Topical clustering of MRD senses based on information retrieval techniques

  • Authors:
  • Jen Nan Chen;Jason S. Chang

  • Affiliations:
  • National Tsing Hua University;National Tsing Hua University

  • Venue:
  • Computational Linguistics - Special issue on word sense disambiguation
  • Year:
  • 1998

Quantified Score

Hi-index 0.00

Visualization

Abstract

This paper describes a heuristic approach capable of automatically clustering senses in a machine-readable dictionary (MRD). Including these clusters in the MRD-based lexical database offers several positive benefits for word sense disambiguation (WSD). First, the clusters can be used as a coarser sense division, so unnecessarily fine sense distinction can be avoided. The clustered entries in the MRD can also be used as materials for supervised training to develop a WSD system. Furthermore, if the algorithm is run on several MRDs, the clusters also provide a means of linking different senses across multiple MRDs to create an integrated lexical database.
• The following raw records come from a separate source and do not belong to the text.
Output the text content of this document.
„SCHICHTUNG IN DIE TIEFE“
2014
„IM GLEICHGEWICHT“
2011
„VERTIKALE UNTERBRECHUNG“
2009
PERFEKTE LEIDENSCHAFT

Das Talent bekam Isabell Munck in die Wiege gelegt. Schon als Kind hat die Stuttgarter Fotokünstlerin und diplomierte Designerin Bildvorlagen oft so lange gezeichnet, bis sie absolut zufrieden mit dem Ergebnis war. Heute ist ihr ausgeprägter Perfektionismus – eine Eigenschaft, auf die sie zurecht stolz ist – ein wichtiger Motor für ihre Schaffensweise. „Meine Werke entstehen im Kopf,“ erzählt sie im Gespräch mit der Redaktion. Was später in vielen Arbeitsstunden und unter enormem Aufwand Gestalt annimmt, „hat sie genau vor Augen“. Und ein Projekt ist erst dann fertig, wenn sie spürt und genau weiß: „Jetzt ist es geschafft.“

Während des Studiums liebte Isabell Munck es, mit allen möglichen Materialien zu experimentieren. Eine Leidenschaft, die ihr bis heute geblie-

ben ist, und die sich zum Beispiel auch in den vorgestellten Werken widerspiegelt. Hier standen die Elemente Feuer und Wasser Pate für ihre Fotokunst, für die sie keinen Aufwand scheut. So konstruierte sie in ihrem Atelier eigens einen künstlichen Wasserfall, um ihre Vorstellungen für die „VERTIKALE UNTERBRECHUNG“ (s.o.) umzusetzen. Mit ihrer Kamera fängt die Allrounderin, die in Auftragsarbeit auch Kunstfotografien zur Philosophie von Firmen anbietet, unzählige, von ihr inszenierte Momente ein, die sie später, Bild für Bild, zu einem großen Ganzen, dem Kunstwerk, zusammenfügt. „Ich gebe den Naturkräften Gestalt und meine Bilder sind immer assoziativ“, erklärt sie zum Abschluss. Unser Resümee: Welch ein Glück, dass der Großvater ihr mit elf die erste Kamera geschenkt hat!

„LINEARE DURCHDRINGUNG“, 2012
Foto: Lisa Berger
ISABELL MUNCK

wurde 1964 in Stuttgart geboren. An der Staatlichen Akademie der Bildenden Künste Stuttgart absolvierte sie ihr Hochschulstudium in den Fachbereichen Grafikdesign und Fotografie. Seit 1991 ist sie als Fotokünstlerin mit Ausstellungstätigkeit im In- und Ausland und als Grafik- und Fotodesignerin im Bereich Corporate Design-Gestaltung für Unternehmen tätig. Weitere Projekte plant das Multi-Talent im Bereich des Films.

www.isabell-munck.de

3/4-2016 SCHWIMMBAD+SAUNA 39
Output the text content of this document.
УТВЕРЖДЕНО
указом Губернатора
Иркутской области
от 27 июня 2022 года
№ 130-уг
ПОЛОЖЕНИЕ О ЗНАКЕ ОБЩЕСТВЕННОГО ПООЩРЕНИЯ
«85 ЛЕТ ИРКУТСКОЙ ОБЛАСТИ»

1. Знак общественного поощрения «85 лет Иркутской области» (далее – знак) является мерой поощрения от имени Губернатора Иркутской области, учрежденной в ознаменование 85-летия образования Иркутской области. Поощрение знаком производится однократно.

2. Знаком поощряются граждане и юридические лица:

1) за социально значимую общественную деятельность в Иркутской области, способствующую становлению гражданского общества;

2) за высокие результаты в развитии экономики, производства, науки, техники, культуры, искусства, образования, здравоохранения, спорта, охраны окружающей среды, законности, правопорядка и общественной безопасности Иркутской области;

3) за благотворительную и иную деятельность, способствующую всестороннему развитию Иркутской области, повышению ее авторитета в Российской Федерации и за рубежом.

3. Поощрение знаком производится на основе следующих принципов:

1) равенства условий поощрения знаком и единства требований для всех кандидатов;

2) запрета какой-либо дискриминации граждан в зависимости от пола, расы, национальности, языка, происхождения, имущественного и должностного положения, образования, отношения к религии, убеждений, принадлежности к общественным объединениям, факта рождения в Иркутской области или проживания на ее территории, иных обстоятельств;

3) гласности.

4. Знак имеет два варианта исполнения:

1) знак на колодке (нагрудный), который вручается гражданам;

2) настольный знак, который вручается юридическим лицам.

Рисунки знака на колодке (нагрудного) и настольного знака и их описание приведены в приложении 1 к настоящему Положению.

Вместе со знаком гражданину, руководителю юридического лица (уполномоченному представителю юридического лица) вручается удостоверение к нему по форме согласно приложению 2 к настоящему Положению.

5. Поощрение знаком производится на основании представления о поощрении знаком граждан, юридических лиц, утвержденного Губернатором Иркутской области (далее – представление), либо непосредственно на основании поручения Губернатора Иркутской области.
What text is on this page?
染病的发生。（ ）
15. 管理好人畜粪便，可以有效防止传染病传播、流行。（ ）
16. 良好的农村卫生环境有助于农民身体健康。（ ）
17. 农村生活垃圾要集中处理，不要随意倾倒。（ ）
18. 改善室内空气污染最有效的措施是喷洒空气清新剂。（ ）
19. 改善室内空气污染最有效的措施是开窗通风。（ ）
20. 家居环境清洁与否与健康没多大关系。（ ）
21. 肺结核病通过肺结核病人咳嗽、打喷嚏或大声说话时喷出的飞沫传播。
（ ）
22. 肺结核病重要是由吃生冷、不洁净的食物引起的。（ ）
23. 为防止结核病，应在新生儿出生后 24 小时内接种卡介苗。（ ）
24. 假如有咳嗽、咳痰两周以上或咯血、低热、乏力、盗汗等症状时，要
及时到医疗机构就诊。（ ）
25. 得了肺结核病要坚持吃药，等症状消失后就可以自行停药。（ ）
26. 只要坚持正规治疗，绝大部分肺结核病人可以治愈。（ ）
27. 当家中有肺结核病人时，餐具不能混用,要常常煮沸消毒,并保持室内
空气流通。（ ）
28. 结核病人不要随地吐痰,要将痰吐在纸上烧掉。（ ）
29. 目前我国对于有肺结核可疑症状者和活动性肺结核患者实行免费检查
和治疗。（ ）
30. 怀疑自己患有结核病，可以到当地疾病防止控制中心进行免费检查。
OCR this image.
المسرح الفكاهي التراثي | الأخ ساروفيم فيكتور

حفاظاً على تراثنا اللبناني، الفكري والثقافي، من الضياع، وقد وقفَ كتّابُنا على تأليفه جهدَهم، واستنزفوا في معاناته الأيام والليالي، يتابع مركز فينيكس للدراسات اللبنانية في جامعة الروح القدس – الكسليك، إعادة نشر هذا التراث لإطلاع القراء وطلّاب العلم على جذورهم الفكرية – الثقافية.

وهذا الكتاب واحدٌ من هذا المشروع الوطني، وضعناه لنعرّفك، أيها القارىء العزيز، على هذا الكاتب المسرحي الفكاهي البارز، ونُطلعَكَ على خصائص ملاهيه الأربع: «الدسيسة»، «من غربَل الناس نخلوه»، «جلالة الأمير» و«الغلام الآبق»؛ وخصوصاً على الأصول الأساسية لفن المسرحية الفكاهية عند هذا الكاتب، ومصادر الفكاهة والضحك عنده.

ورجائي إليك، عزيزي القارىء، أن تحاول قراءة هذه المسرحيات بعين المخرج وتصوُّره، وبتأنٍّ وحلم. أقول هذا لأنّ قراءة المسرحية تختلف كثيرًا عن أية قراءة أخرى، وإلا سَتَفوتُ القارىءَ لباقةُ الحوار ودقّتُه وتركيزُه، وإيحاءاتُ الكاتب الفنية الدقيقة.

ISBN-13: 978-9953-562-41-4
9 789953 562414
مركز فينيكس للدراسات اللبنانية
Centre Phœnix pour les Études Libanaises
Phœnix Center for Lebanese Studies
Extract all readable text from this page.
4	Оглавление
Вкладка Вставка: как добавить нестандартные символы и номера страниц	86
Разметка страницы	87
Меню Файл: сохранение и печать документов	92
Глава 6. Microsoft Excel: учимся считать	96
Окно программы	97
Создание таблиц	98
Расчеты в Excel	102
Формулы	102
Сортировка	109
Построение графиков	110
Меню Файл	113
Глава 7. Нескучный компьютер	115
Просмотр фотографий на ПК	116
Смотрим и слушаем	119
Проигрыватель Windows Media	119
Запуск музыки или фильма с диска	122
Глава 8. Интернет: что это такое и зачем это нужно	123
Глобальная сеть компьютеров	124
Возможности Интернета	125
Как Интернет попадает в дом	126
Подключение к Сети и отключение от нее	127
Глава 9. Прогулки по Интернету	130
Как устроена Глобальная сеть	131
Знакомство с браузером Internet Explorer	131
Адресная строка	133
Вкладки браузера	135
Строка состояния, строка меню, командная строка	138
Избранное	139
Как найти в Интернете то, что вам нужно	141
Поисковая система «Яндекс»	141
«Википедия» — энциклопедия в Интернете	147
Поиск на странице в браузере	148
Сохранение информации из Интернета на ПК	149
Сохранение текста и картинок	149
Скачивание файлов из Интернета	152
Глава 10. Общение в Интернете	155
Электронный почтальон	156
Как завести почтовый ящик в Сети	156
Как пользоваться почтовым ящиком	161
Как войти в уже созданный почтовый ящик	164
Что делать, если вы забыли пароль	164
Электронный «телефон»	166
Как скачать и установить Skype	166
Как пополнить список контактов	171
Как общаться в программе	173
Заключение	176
An implementation of the method for clustering definition sentences in the Longman Dictionary of Contemporary English (LDOCE) is described. To this end, the topical word lists and topical cross-references in the Longman Lexicon of Contemporary English (LLOCE) are used. Nearly half of the senses in the LDOCE can be linked precisely to a relevant LLOCE topic using a simple heuristic. With the definitions of senses linked to the same topic viewed as a document, topical clustering of the MRD senses bears a striking resemblance to retrieval of relevant documents for a given query in information retrieval (IR) research. Relatively well-established IR techniques of weighting terms and ranking document relevancy are applied to find the topical clusters that are most relevant to the definition of each MRD sense. Finally, we describe an implemented version of the algorithms for the LDOCE and the LLOCE and assess the performance of the proposed approach in a series of experiments and evaluations.